Bevor sie ihm antwortete, hob sie beide Hände und legte sie an das Holz des steil in den Himmel ragenden Propellerflügels. »Ihre Warnung an die Männer hat ihre Wirkung nicht verfehlt. Entweder haben sie eine gehörige Portion Respekt vor Ihnen, oder Flieger sind die letzten Helden und Gentlemen dieser Zeit, die sich niemals uncharmant gegenüber der Verlobten eines der Ihren aufführen würden.«

»Brave Jungs«, murmelte Philippe zufrieden.

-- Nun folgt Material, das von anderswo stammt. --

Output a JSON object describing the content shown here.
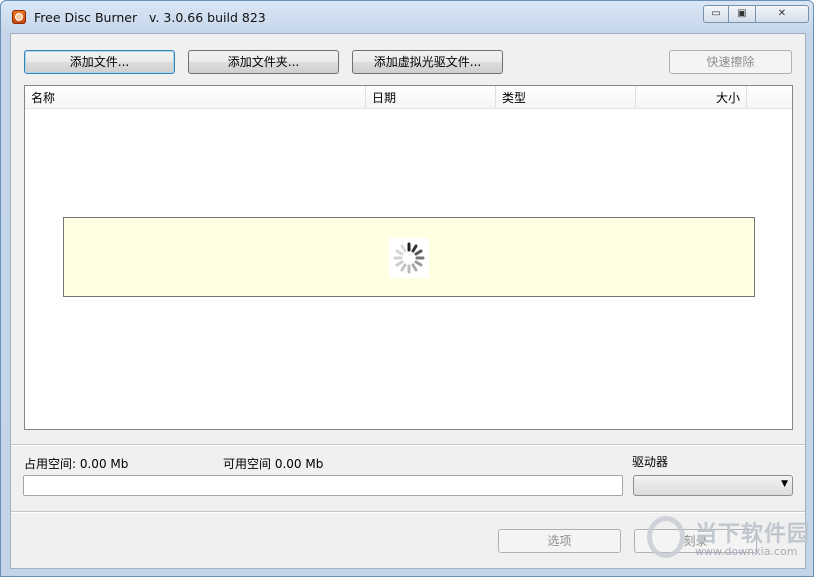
{
  "window": {
    "title": "Free Disc Burner   v. 3.0.66 build 823",
    "controls": {
      "minimize": "▭",
      "maximize": "▣",
      "close": "✕"
    }
  },
  "toolbar": {
    "add_files": "添加文件...",
    "add_folder": "添加文件夹...",
    "add_virtual_drive_files": "添加虚拟光驱文件...",
    "quick_erase": "快速擦除"
  },
  "list": {
    "columns": [
      "名称",
      "日期",
      "类型",
      "大小"
    ],
    "rows": []
  },
  "status": {
    "used_space": "占用空间: 0.00 Mb",
    "free_space": "可用空间 0.00 Mb",
    "drive_label": "驱动器",
    "drive_selected": "",
    "progress": 0
  },
  "footer": {
    "options": "选项",
    "burn": "刻录"
  },
  "watermark": {
    "name": "当下软件园",
    "url": "www.downxia.com"
  },
  "colors": {
    "loading_bg": "#ffffe1",
    "titlebar": "#c5d6ea",
    "client_bg": "#f0f0f0",
    "focus_border": "#3c7fb1"
  },
  "icons": {
    "app": "disc-burner-icon",
    "loading": "spinner-icon",
    "dropdown": "chevron-down-icon"
  }
}
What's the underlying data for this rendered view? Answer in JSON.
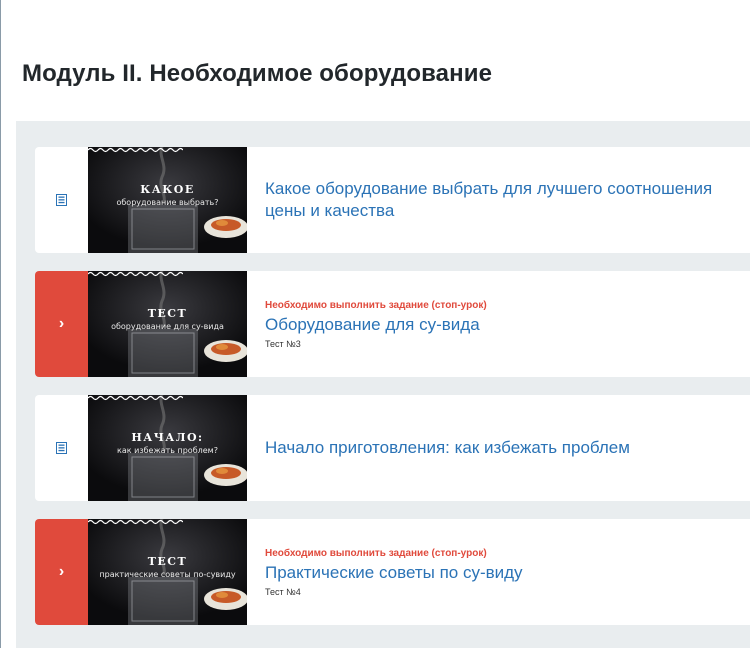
{
  "module": {
    "title": "Модуль II. Необходимое оборудование"
  },
  "colors": {
    "accent_red": "#e04a3c",
    "link_blue": "#2b73b6",
    "panel_bg": "#e9edef"
  },
  "lessons": [
    {
      "icon": "document-icon",
      "thumb_headline": "КАКОЕ",
      "thumb_sub": "оборудование выбрать?",
      "warning": "",
      "title": "Какое оборудование выбрать для лучшего соотношения цены и качества",
      "subtitle": ""
    },
    {
      "icon": "chevron-right-icon",
      "thumb_headline": "ТЕСТ",
      "thumb_sub": "оборудование для су-вида",
      "warning": "Необходимо выполнить задание (стоп-урок)",
      "title": "Оборудование для су-вида",
      "subtitle": "Тест №3"
    },
    {
      "icon": "document-icon",
      "thumb_headline": "НАЧАЛО:",
      "thumb_sub": "как избежать проблем?",
      "warning": "",
      "title": "Начало приготовления: как избежать проблем",
      "subtitle": ""
    },
    {
      "icon": "chevron-right-icon",
      "thumb_headline": "ТЕСТ",
      "thumb_sub": "практические советы по-сувиду",
      "warning": "Необходимо выполнить задание (стоп-урок)",
      "title": "Практические советы по су-виду",
      "subtitle": "Тест №4"
    }
  ]
}
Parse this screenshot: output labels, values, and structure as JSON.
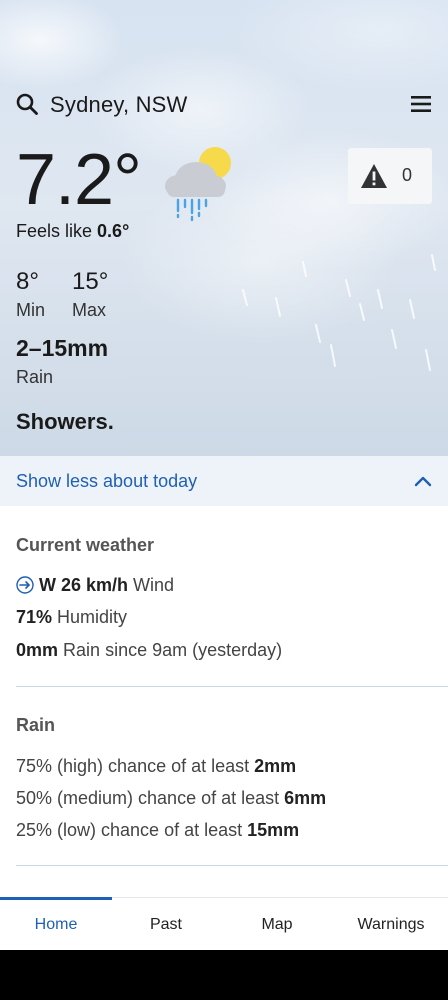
{
  "header": {
    "location": "Sydney, NSW"
  },
  "current": {
    "temp": "7.2°",
    "feels_like_label": "Feels like",
    "feels_like_value": "0.6°",
    "min_value": "8°",
    "min_label": "Min",
    "max_value": "15°",
    "max_label": "Max",
    "rain_amount": "2–15mm",
    "rain_label": "Rain",
    "summary": "Showers.",
    "weather_icon": "sun-cloud-rain-icon"
  },
  "warnings": {
    "count": "0",
    "icon": "warning-triangle-icon"
  },
  "toggle": {
    "label": "Show less about today"
  },
  "current_weather": {
    "title": "Current weather",
    "wind_value": "W 26 km/h",
    "wind_label": "Wind",
    "humidity_value": "71%",
    "humidity_label": "Humidity",
    "rain_value": "0mm",
    "rain_label": "Rain since 9am (yesterday)"
  },
  "rain": {
    "title": "Rain",
    "rows": [
      {
        "prefix": "75% (high) chance of at least",
        "value": "2mm"
      },
      {
        "prefix": "50% (medium) chance of at least",
        "value": "6mm"
      },
      {
        "prefix": "25% (low) chance of at least",
        "value": "15mm"
      }
    ]
  },
  "tabs": [
    {
      "label": "Home",
      "active": true
    },
    {
      "label": "Past",
      "active": false
    },
    {
      "label": "Map",
      "active": false
    },
    {
      "label": "Warnings",
      "active": false
    }
  ],
  "colors": {
    "accent": "#1f5fb4",
    "toggle_bg": "#eef3fa"
  }
}
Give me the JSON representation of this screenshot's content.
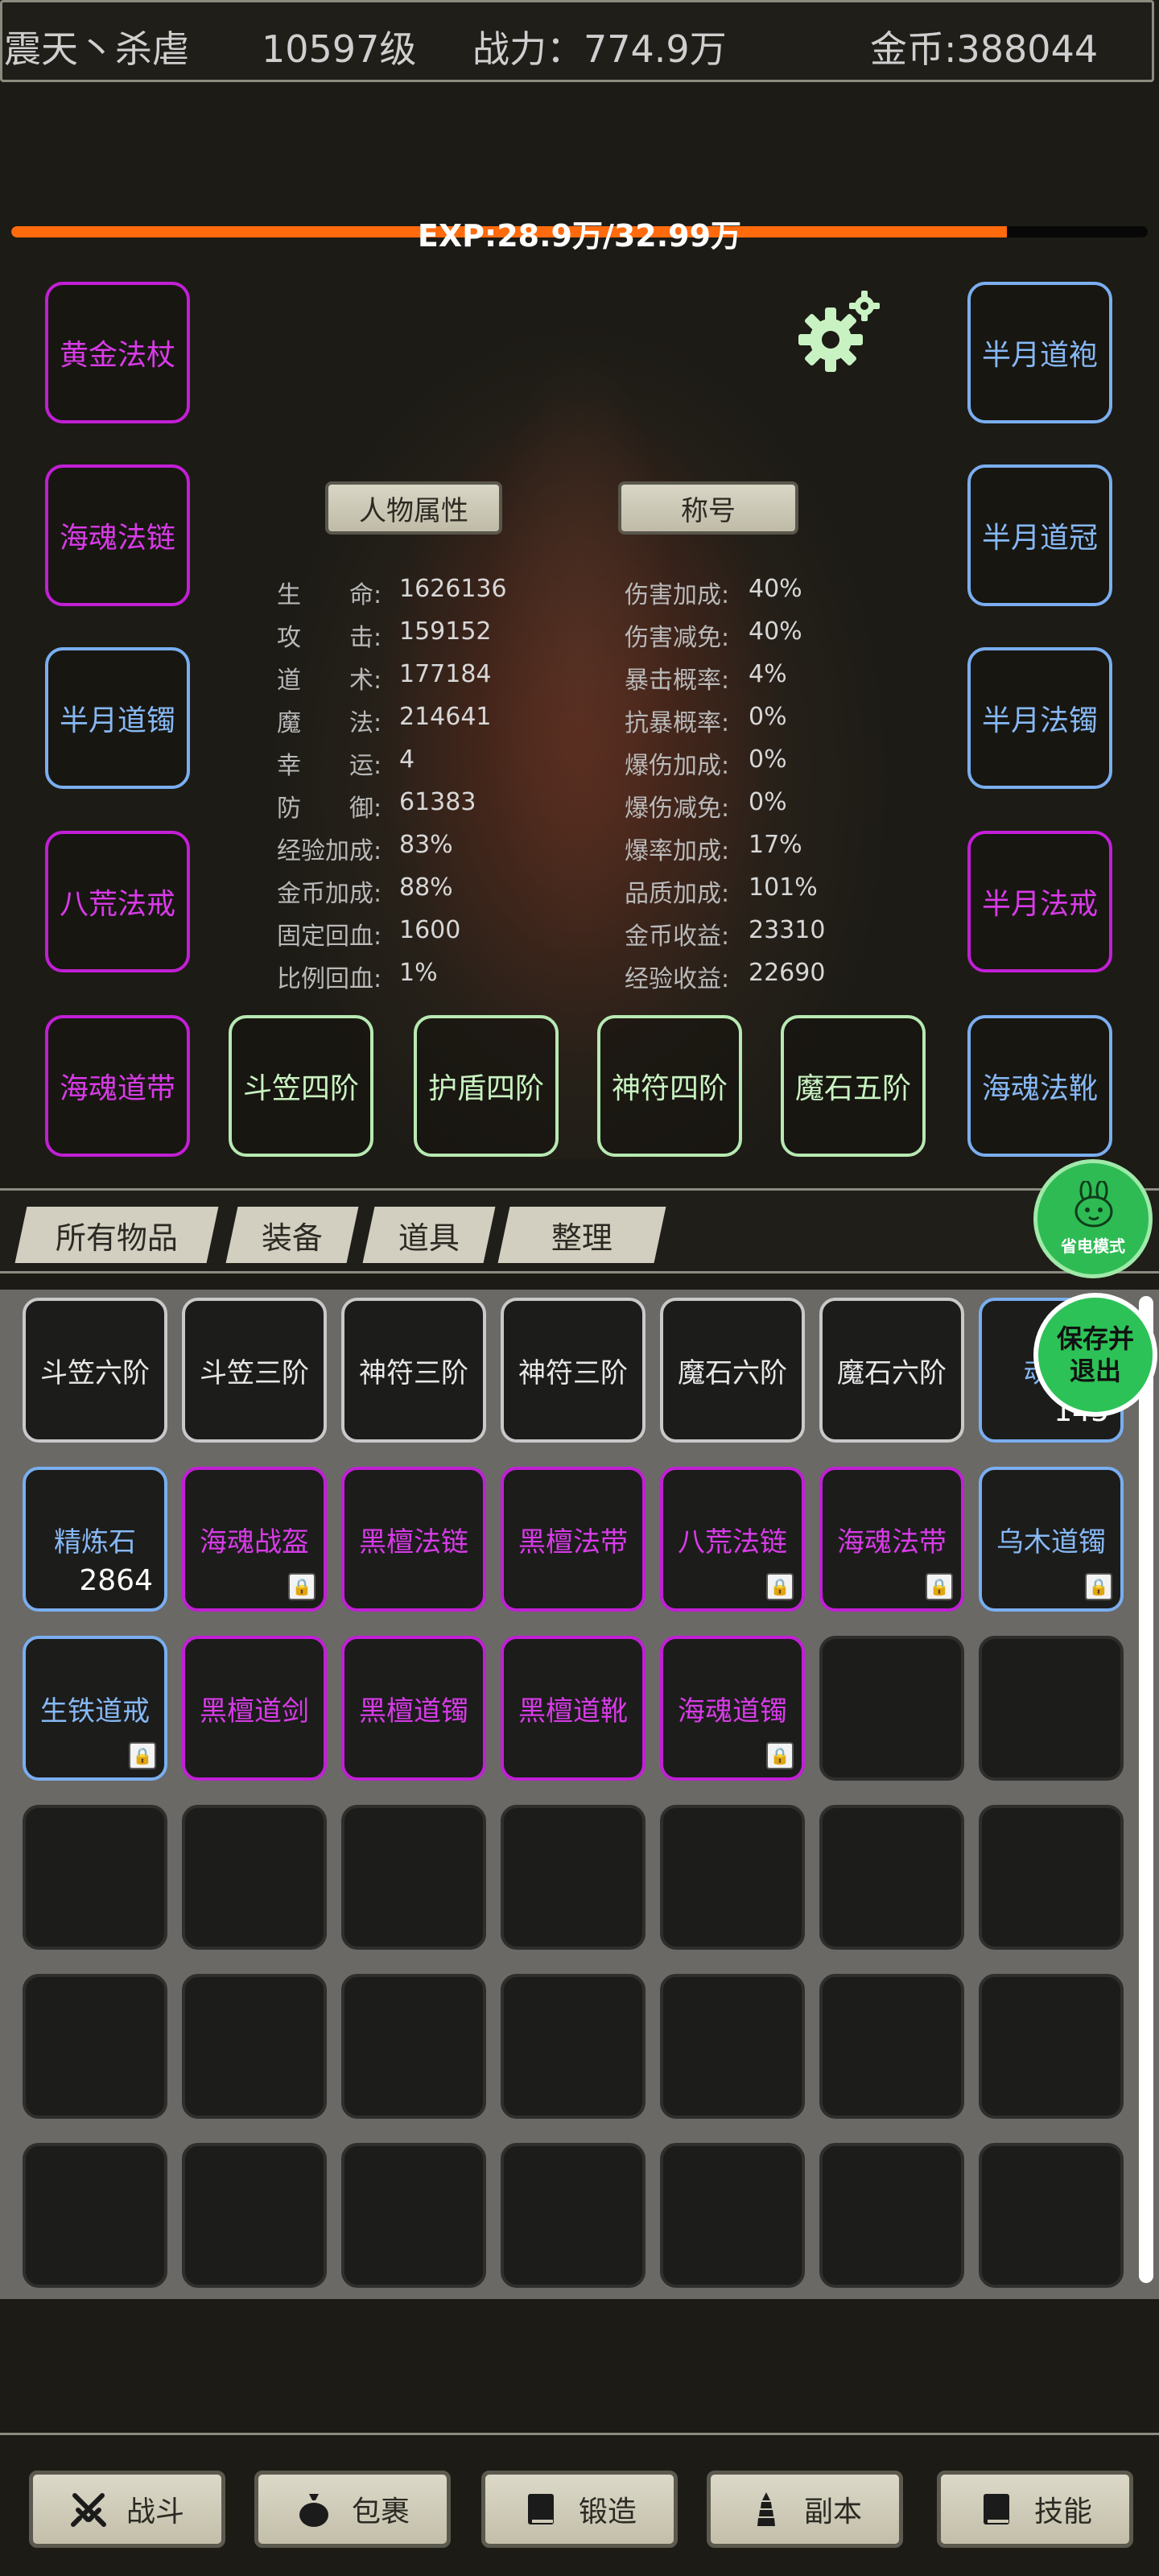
{
  "header": {
    "player_name": "震天丶杀虐",
    "level": "10597级",
    "power": "战力：774.9万",
    "gold": "金币:388044"
  },
  "exp": {
    "text": "EXP:28.9万/32.99万",
    "fraction": 0.876
  },
  "character": {
    "tab_attributes": "人物属性",
    "tab_title": "称号",
    "left_slots": [
      {
        "label": "黄金法杖",
        "quality": "purple"
      },
      {
        "label": "海魂法链",
        "quality": "purple"
      },
      {
        "label": "半月道镯",
        "quality": "blue"
      },
      {
        "label": "八荒法戒",
        "quality": "purple"
      },
      {
        "label": "海魂道带",
        "quality": "purple"
      }
    ],
    "right_slots": [
      {
        "label": "半月道袍",
        "quality": "blue"
      },
      {
        "label": "半月道冠",
        "quality": "blue"
      },
      {
        "label": "半月法镯",
        "quality": "blue"
      },
      {
        "label": "半月法戒",
        "quality": "purple"
      },
      {
        "label": "海魂法靴",
        "quality": "blue"
      }
    ],
    "bottom_slots": [
      {
        "label": "斗笠四阶",
        "quality": "green"
      },
      {
        "label": "护盾四阶",
        "quality": "green"
      },
      {
        "label": "神符四阶",
        "quality": "green"
      },
      {
        "label": "魔石五阶",
        "quality": "green"
      }
    ],
    "stats_left": [
      {
        "label": "生　　命:",
        "value": "1626136"
      },
      {
        "label": "攻　　击:",
        "value": "159152"
      },
      {
        "label": "道　　术:",
        "value": "177184"
      },
      {
        "label": "魔　　法:",
        "value": "214641"
      },
      {
        "label": "幸　　运:",
        "value": "4"
      },
      {
        "label": "防　　御:",
        "value": "61383"
      },
      {
        "label": "经验加成:",
        "value": "83%"
      },
      {
        "label": "金币加成:",
        "value": "88%"
      },
      {
        "label": "固定回血:",
        "value": "1600"
      },
      {
        "label": "比例回血:",
        "value": "1%"
      }
    ],
    "stats_right": [
      {
        "label": "伤害加成:",
        "value": "40%"
      },
      {
        "label": "伤害减免:",
        "value": "40%"
      },
      {
        "label": "暴击概率:",
        "value": "4%"
      },
      {
        "label": "抗暴概率:",
        "value": "0%"
      },
      {
        "label": "爆伤加成:",
        "value": "0%"
      },
      {
        "label": "爆伤减免:",
        "value": "0%"
      },
      {
        "label": "爆率加成:",
        "value": "17%"
      },
      {
        "label": "品质加成:",
        "value": "101%"
      },
      {
        "label": "金币收益:",
        "value": "23310"
      },
      {
        "label": "经验收益:",
        "value": "22690"
      }
    ]
  },
  "inventory": {
    "tabs": [
      "所有物品",
      "装备",
      "道具",
      "整理"
    ],
    "items": [
      {
        "label": "斗笠六阶",
        "quality": "white"
      },
      {
        "label": "斗笠三阶",
        "quality": "white"
      },
      {
        "label": "神符三阶",
        "quality": "white"
      },
      {
        "label": "神符三阶",
        "quality": "white"
      },
      {
        "label": "魔石六阶",
        "quality": "white"
      },
      {
        "label": "魔石六阶",
        "quality": "white"
      },
      {
        "label": "魂珠",
        "quality": "blue",
        "count": "145"
      },
      {
        "label": "精炼石",
        "quality": "blue",
        "count": "2864"
      },
      {
        "label": "海魂战盔",
        "quality": "purple",
        "locked": true
      },
      {
        "label": "黑檀法链",
        "quality": "purple"
      },
      {
        "label": "黑檀法带",
        "quality": "purple"
      },
      {
        "label": "八荒法链",
        "quality": "purple",
        "locked": true
      },
      {
        "label": "海魂法带",
        "quality": "purple",
        "locked": true
      },
      {
        "label": "乌木道镯",
        "quality": "blue",
        "locked": true
      },
      {
        "label": "生铁道戒",
        "quality": "blue",
        "locked": true
      },
      {
        "label": "黑檀道剑",
        "quality": "purple"
      },
      {
        "label": "黑檀道镯",
        "quality": "purple"
      },
      {
        "label": "黑檀道靴",
        "quality": "purple"
      },
      {
        "label": "海魂道镯",
        "quality": "purple",
        "locked": true
      }
    ],
    "total_cells": 42
  },
  "floating": {
    "power_saving": "省电模式",
    "save_exit": "保存并退出"
  },
  "bottom_nav": [
    {
      "label": "战斗",
      "icon": "crossed-swords-icon"
    },
    {
      "label": "包裹",
      "icon": "bag-icon"
    },
    {
      "label": "锻造",
      "icon": "book-icon"
    },
    {
      "label": "副本",
      "icon": "tower-icon"
    },
    {
      "label": "技能",
      "icon": "book-icon"
    }
  ],
  "colors": {
    "purple": "#d83be8",
    "blue": "#86b8f5",
    "green": "#c8f3c1",
    "white": "#e8e8e8",
    "exp_bar": "#ff6a0c",
    "save_button": "#2dc257"
  }
}
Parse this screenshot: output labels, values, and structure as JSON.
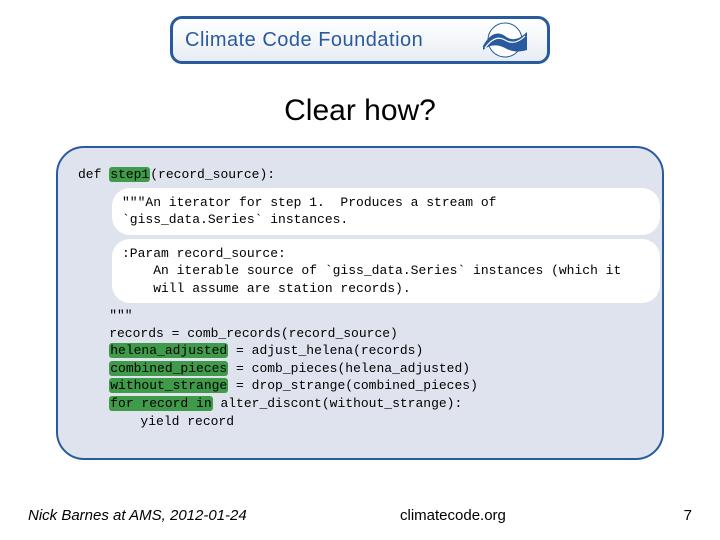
{
  "logo": {
    "text": "Climate Code Foundation"
  },
  "title": "Clear how?",
  "code": {
    "def_pre": "def ",
    "def_hl": "step1",
    "def_post": "(record_source):",
    "doc1_l1": "\"\"\"An iterator for step 1.  Produces a stream of",
    "doc1_l2": "`giss_data.Series` instances.",
    "doc2_l1": ":Param record_source:",
    "doc2_l2": "    An iterable source of `giss_data.Series` instances (which it",
    "doc2_l3": "    will assume are station records).",
    "qend": "    \"\"\"",
    "l1_pre": "    records = comb_records(record_source)",
    "l2_hl": "helena_adjusted",
    "l2_post": " = adjust_helena(records)",
    "l3_hl": "combined_pieces",
    "l3_post": " = comb_pieces(helena_adjusted)",
    "l4_hl": "without_strange",
    "l4_post": " = drop_strange(combined_pieces)",
    "l5_hl": "for record in",
    "l5_post": " alter_discont(without_strange):",
    "l6": "        yield record"
  },
  "footer": {
    "left": "Nick Barnes at AMS, 2012-01-24",
    "center": "climatecode.org",
    "right": "7"
  }
}
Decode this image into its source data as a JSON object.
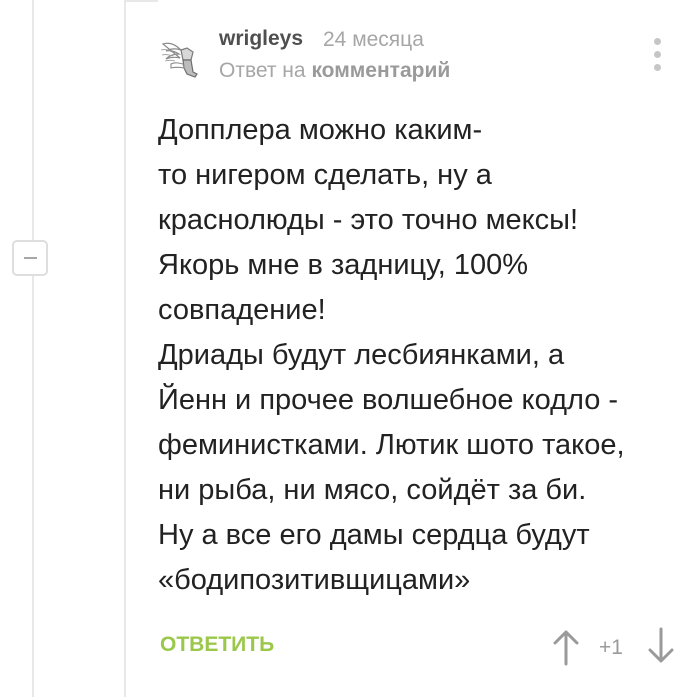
{
  "comment": {
    "author": "wrigleys",
    "timestamp": "24 месяца",
    "reply_prefix": "Ответ на",
    "reply_link": "комментарий",
    "body_lines": [
      "Допплера можно каким-",
      "то нигером сделать, ну а",
      "краснолюды - это точно мексы!",
      "Якорь мне в задницу, 100%",
      "совпадение!",
      "Дриады будут лесбиянками, а",
      "Йенн и прочее волшебное кодло -",
      "феминистками. Лютик шото такое,",
      "ни рыба, ни мясо, сойдёт за би.",
      "Ну а все его дамы сердца будут",
      "«бодипозитивщицами»"
    ],
    "reply_button": "ОТВЕТИТЬ",
    "rating": "+1"
  },
  "icons": {
    "avatar": "winged-hand-avatar-icon",
    "menu": "more-vertical-icon",
    "collapse": "minus-icon",
    "vote_up": "arrow-up-icon",
    "vote_down": "arrow-down-icon"
  },
  "colors": {
    "accent_green": "#9bc84b",
    "muted_text": "#a6a6a6",
    "author_text": "#4f4f4f",
    "body_text": "#222222",
    "thread_line": "#e8e8e8"
  }
}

»Allerdings schätze ich diese Form der Einmischung nicht, Herr Meindorff«, hakte sie rügend nach. »Sie brauchen sich nicht schützend vor mich zu stellen. Bitte unterlassen Sie das ab sofort.«

Philippe nickte ihr zu; jedoch nicht, weil er mit ihrer Bitte übereinstimmte. Vielmehr hätte es ihn verwundert, wenn sie ihn diesbezüglich nicht gerügt hätte.

»Können wir jetzt los?« Ihre Frage veranlasste ihn, seine müden Augen wieder auf die Flugzeugspitze zu richten.

»Zündung«, rief er und hoffte, den Flug bis nach Preußen in halbwegs wachem Zustand zuwege zu bringen.